Zuletzt gaben in einer Umfrage der Bundesbank 25 Prozent von rund 1000 Menschen an, ihr Zahlungsverhalten geändert zu haben. Fast alle von ihnen begleichen Einkäufe laut der Umfrage seltener bar – aus Hygiene-Gedanken, zum Infektionsschutz und zur Kontaktvermeidung. Die meisten Verbraucher zahlen seit Beginn der Coronakrise ihre Einkäufe indes noch wie gewohnt. „Unmittelbare Auswirkungen auf das mittelfristige Bezahlverhalten können wir aus der momentanen Situation nicht erkennen“, so Bundesbankvorstand Johannes Beermann. Beermann betonte, es gebe keine Erkenntnisse, dass Verbraucher bei Bargeld einem höheren Corona-Ansteckungsrisiko ausgesetzt seien.

Kritik an Lockangeboten von Kartenfirmen

Die Bundesvereinigung Deutscher Geld- und Wertdienste (BDGW) wehrt sich sogar dagegen, dass Anbieter von Kreditkarten und Girocards Kunden und Händler mit günstigeren Angeboten extra lockten. „Das Infektionsrisiko ist vorgeschoben, um auf bargeldlosen Zahlungsverkehr umzusteigen“, sagte jüngst BDGW-Hauptgeschäftsführer Harald Olschok. „Die Anbieter unbarer Zahlungsmittel locken Händler mit Flatrates und verbesserten Zahlungsmodalitäten.“ Bei Kunden und dem Verkaufspersonal würden Ängste geschürt.
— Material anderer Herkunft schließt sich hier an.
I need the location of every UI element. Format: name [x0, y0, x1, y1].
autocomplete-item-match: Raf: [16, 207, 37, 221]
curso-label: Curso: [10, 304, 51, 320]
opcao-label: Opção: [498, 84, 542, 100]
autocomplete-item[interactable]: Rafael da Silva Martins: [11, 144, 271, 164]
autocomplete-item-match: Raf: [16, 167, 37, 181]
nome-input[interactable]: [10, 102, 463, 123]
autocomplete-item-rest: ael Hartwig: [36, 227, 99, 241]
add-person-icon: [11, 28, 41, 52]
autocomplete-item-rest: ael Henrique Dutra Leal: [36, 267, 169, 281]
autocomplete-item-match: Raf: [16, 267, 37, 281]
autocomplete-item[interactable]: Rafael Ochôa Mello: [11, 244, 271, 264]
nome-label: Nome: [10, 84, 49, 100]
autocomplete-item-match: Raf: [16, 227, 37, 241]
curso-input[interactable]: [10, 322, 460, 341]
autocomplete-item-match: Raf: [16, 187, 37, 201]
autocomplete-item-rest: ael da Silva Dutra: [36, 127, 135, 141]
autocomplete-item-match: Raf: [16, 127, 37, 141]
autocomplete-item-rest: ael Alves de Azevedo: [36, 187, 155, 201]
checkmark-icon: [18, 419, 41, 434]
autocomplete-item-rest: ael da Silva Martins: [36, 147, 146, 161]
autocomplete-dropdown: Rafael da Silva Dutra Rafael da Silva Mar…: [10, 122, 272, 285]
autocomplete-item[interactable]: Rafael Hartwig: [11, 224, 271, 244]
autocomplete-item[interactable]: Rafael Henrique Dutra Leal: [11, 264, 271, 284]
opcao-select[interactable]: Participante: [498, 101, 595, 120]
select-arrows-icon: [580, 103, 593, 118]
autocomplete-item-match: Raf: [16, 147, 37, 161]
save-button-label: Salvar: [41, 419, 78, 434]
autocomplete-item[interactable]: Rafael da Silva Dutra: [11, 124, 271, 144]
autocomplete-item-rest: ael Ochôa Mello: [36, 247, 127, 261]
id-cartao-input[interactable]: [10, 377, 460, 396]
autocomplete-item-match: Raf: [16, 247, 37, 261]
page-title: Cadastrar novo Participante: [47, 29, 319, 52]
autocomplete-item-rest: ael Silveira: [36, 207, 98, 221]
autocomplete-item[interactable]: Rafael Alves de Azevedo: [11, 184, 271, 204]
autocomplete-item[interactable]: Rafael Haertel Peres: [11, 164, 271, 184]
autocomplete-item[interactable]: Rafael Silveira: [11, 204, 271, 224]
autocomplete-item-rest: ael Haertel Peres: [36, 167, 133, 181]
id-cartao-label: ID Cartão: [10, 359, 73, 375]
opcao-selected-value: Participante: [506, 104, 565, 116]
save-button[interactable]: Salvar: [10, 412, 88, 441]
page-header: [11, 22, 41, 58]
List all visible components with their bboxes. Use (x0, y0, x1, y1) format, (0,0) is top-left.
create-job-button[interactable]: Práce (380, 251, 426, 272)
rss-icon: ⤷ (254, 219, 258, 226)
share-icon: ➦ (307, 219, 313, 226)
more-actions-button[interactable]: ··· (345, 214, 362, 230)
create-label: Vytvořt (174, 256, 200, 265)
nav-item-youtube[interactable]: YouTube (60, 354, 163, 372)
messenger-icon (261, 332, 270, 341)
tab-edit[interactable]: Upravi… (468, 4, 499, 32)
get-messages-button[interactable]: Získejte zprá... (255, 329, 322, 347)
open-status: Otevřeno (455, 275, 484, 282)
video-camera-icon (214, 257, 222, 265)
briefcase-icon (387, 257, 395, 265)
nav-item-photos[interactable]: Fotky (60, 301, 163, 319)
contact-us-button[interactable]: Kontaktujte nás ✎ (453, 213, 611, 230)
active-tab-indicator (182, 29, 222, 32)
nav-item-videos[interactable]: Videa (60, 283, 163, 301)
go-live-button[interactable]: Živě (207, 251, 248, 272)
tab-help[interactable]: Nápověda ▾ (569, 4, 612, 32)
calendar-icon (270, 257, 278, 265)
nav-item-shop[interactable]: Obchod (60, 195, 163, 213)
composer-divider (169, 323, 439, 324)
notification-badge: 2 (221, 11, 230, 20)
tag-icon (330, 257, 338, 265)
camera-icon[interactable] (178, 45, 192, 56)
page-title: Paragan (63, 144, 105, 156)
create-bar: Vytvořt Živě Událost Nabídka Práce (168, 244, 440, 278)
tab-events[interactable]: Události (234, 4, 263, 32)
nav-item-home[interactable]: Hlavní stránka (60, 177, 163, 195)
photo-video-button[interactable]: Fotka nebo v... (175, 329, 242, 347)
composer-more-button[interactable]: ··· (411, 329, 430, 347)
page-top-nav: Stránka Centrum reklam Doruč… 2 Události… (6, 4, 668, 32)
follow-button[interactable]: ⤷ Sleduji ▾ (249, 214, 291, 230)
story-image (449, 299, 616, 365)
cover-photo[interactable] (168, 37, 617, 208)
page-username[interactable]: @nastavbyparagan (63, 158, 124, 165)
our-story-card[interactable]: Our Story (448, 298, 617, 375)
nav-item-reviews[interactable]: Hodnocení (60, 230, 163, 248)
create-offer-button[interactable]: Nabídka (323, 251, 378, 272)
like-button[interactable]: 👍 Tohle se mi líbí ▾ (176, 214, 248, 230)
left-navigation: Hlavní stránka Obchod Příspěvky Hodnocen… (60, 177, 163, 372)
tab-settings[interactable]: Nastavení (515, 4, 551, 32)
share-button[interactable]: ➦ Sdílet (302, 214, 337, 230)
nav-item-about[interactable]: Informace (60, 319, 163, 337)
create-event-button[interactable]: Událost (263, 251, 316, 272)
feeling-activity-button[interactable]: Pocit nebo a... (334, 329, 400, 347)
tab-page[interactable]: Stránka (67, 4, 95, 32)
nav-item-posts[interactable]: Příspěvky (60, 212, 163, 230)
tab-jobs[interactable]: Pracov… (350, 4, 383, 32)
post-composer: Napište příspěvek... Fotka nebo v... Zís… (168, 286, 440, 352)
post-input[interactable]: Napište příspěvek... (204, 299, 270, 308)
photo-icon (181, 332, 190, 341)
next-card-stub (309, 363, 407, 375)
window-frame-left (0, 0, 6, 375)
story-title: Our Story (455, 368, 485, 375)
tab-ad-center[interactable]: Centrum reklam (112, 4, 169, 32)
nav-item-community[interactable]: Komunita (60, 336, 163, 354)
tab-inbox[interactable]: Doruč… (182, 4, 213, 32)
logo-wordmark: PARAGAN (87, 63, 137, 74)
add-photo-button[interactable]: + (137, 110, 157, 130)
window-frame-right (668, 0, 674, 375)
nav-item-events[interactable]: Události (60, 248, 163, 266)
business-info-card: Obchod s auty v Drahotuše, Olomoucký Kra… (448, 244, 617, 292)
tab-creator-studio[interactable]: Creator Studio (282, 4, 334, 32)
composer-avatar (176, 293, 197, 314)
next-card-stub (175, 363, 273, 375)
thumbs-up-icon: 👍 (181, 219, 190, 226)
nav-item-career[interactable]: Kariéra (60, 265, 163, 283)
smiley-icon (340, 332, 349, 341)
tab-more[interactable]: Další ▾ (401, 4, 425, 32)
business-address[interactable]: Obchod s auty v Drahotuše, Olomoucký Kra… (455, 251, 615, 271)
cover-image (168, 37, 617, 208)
Kürzlich hatten Kreditkartenanbieter wie Mastercard das Limit für das kontaktlose Bezahlen heraufgesetzt. Dabei müssen Kunden Kreditkarten oder Girocards nicht in ein Gerät schieben, sondern nur an ein Terminal halten. Die Daten werden dann verschlüsselt ausgetauscht. Bei geringen Beträgen ist keine PIN-Eingabe nötig. Um kontaktloses Zahlen als „hygienische Bezahlmethode“ zu unterstützen, hat auch die Deutsche Kreditwirtschaft das Limit für Kartenzahlungen ohne PIN-Eingabe im Handel von 25 auf 50 Euro verdoppelt.